What was the most tragic thing that happened to you in Vietnam?  Hill 805... We were sent on a mission to take and hold Hill 805 near Firebase Ripcord. There were 11 men from our company killed and 56 wounded during the time that we held that hill... then we just left.. just walked off the hill.. it wasn't important anymore.

Do you regret Vietnam? If so Why?  I do not regret going to Vietnam but do regret how the war was being fought. Our mission, the soldiers mission, was to protect the South Vietnamese civilians. I have no idea what the politicians' mission was.

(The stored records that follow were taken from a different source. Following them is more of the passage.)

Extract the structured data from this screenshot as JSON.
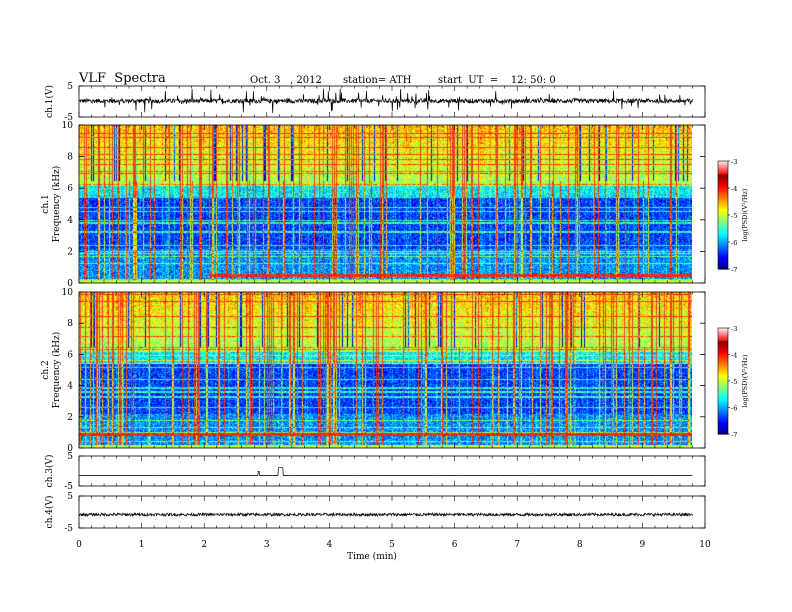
{
  "header": {
    "title": "VLF  Spectra",
    "date": "Oct. 3   , 2012",
    "station": "station= ATH",
    "start": "start  UT  =    12: 50: 0"
  },
  "chart_data": [
    {
      "type": "line",
      "ylabel": "ch.1(V)",
      "ylim": [
        -5,
        5
      ],
      "yticks": [
        "5",
        "-5"
      ],
      "xlim": [
        0,
        10
      ],
      "baseline": 0.2,
      "noise": 0.7,
      "spike_rate": 0.06,
      "spike_amp": 3.5
    },
    {
      "type": "heatmap",
      "ylabel": "Frequency  (kHz)",
      "channel": "ch.1",
      "ylim": [
        0,
        10
      ],
      "yticks": [
        "0",
        "2",
        "4",
        "6",
        "8",
        "10"
      ],
      "xlim": [
        0,
        10
      ],
      "colorbar": {
        "label": "log(PSD)(V²/Hz)",
        "ticks": [
          "-3",
          "-4",
          "-5",
          "-6",
          "-7"
        ],
        "range": [
          -7,
          -3
        ]
      },
      "hot_band_khz": [
        0.4,
        0.6
      ],
      "hot_band_start_min": 2.1
    },
    {
      "type": "heatmap",
      "ylabel": "Frequency  (kHz)",
      "channel": "ch.2",
      "ylim": [
        0,
        10
      ],
      "yticks": [
        "0",
        "2",
        "4",
        "6",
        "8",
        "10"
      ],
      "xlim": [
        0,
        10
      ],
      "colorbar": {
        "label": "log(PSD)(V²/Hz)",
        "ticks": [
          "-3",
          "-4",
          "-5",
          "-6",
          "-7"
        ],
        "range": [
          -7,
          -3
        ]
      },
      "hot_band_khz": [
        0.8,
        1.0
      ],
      "hot_band_start_min": 0.0
    },
    {
      "type": "line",
      "ylabel": "ch.3(V)",
      "ylim": [
        -5,
        5
      ],
      "yticks": [
        "5",
        "-5"
      ],
      "xlim": [
        0,
        10
      ],
      "baseline": -1.5,
      "noise": 0.05,
      "pulses": [
        {
          "t": 2.87,
          "w": 0.02,
          "amp": 1.4
        },
        {
          "t": 3.22,
          "w": 0.07,
          "amp": 2.6
        }
      ]
    },
    {
      "type": "line",
      "ylabel": "ch.4(V)",
      "ylim": [
        -5,
        5
      ],
      "yticks": [
        "5",
        "-5"
      ],
      "xlim": [
        0,
        10
      ],
      "baseline": -0.8,
      "noise": 0.45
    }
  ],
  "xaxis": {
    "label": "Time  (min)",
    "ticks": [
      "0",
      "1",
      "2",
      "3",
      "4",
      "5",
      "6",
      "7",
      "8",
      "9",
      "10"
    ],
    "range": [
      0,
      10
    ],
    "data_end_min": 9.8
  }
}
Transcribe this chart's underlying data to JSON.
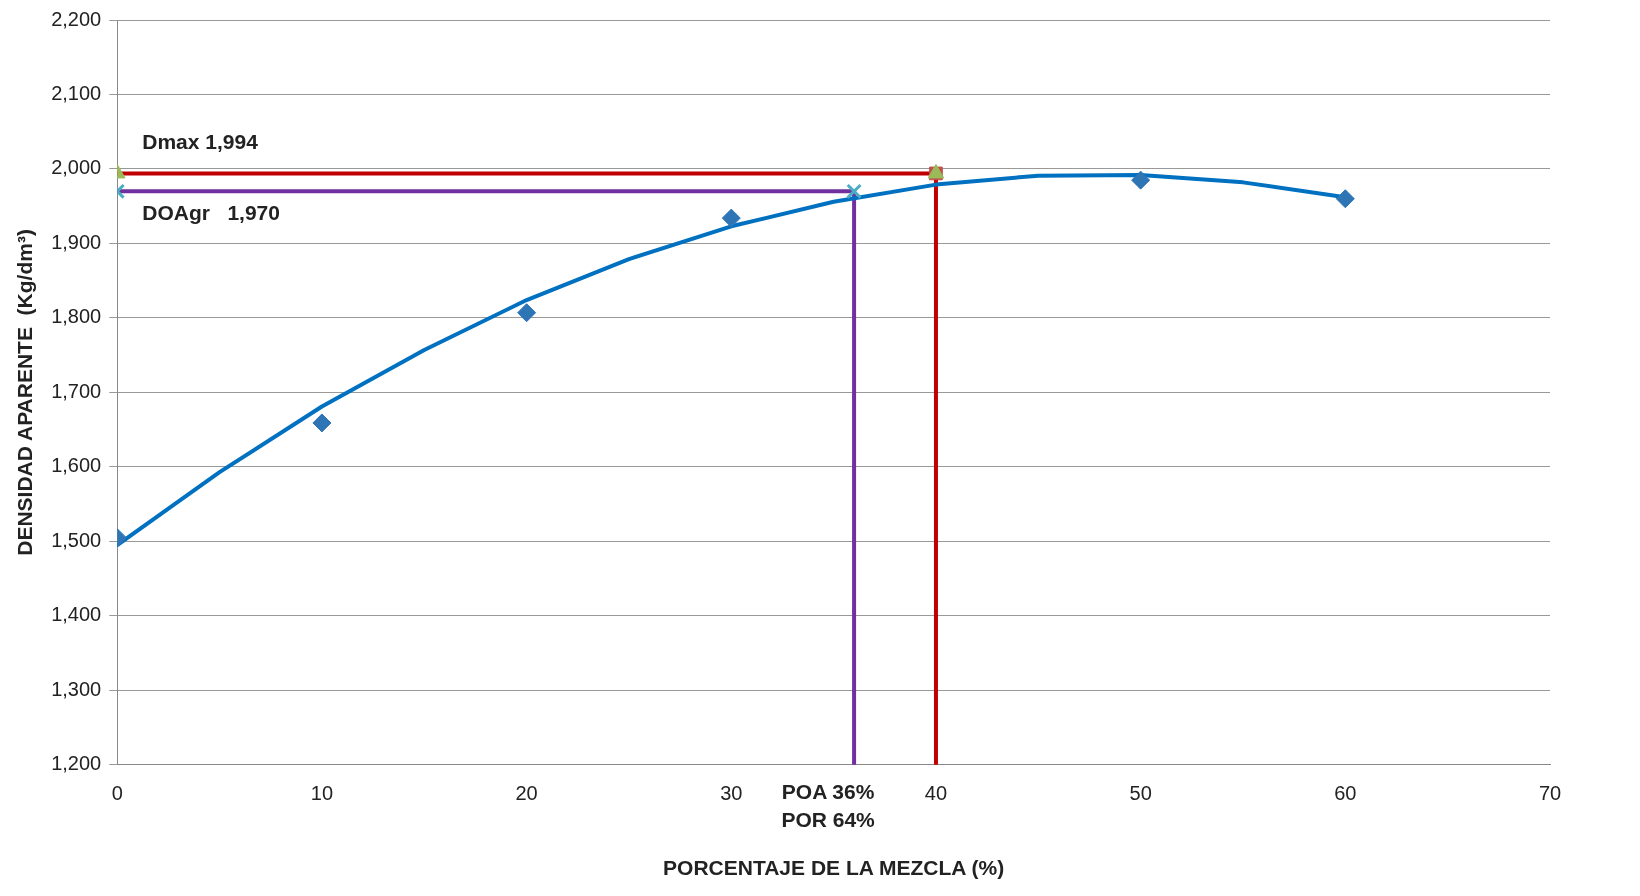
{
  "chart_data": {
    "type": "scatter",
    "xlabel": "PORCENTAJE DE LA MEZCLA (%)",
    "ylabel": "DENSIDAD APARENTE  (Kg/dm³)",
    "xlim": [
      0,
      70
    ],
    "xticks": [
      0,
      10,
      20,
      30,
      40,
      50,
      60,
      70
    ],
    "ylim": [
      1200,
      2200
    ],
    "yticks": [
      {
        "value": 1200,
        "label": "1,200"
      },
      {
        "value": 1300,
        "label": "1,300"
      },
      {
        "value": 1400,
        "label": "1,400"
      },
      {
        "value": 1500,
        "label": "1,500"
      },
      {
        "value": 1600,
        "label": "1,600"
      },
      {
        "value": 1700,
        "label": "1,700"
      },
      {
        "value": 1800,
        "label": "1,800"
      },
      {
        "value": 1900,
        "label": "1,900"
      },
      {
        "value": 2000,
        "label": "2,000"
      },
      {
        "value": 2100,
        "label": "2,100"
      },
      {
        "value": 2200,
        "label": "2,200"
      }
    ],
    "grid": "y",
    "legend": false,
    "series": [
      {
        "type": "line",
        "color": "#c00000",
        "marker": "none",
        "x": [
          0,
          40,
          40
        ],
        "values": [
          1994,
          1994,
          1200
        ]
      },
      {
        "type": "line",
        "color": "#7030a0",
        "marker": "none",
        "x": [
          0,
          36,
          36
        ],
        "values": [
          1970,
          1970,
          1200
        ]
      },
      {
        "type": "line",
        "color": "#0070c0",
        "marker": "none",
        "x": [
          0,
          5,
          10,
          15,
          20,
          25,
          30,
          35,
          40,
          45,
          50,
          55,
          60
        ],
        "values": [
          1495,
          1593,
          1681,
          1757,
          1824,
          1879,
          1923,
          1956,
          1979,
          1991,
          1992,
          1982,
          1962
        ]
      },
      {
        "type": "scatter",
        "color": "#2e75b6",
        "marker": "diamond",
        "x": [
          0,
          10,
          20,
          30,
          50,
          60
        ],
        "values": [
          1505,
          1659,
          1807,
          1934,
          1985,
          1960
        ]
      },
      {
        "type": "scatter",
        "color": "#c0504d",
        "marker": "square",
        "x": [
          40
        ],
        "values": [
          1994
        ]
      },
      {
        "type": "scatter",
        "color": "#9bbb59",
        "marker": "triangle",
        "x": [
          0,
          40
        ],
        "values": [
          1994,
          1994
        ]
      },
      {
        "type": "scatter",
        "color": "#4bacc6",
        "marker": "cross",
        "x": [
          0,
          36
        ],
        "values": [
          1970,
          1970
        ]
      }
    ],
    "annotations": [
      "Dmax 1,994",
      "DOAgr   1,970",
      "POA 36%\nPOR 64%"
    ]
  }
}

How did it effect you when you came home?  Shortly after coming home my first wife left me. I felt terrible! I wondered why I was allowed to walk off that hill without a scratch just to come home to nothing when some of those who were killed had loving wives & children waiting for them. I would have traded places with any one of them in a heartbeat. I had nothing, and they lost everything.

Does it have effect on your family today?  That's kind of a hard question to answer. I guess we just take it for granted. It is certainly a part of our lives, especially since we go to company reunions every other year. My kids have friends who are the kids of the guys I served with in Vietnam. I went to my oldest sons High School class and spoke with them when they were studying Vietnam a few years ago. My youngest sons help sort the bi-monthly newsletter that I edit for our Vietnam Veterans Association. It is very much a part of our every day life. It's not a bad part of our lives I don't think. I've been open and honest with my family about what it was like for me in Vietnam. They have seen me cry about those who were lost, and they've watched me be reunited for the first time in 20 some years with those we've located from my company who survived. I really don't know how it has effected my family. I guess I'm just their Dad.. who just happens to be a Vietnam Vet.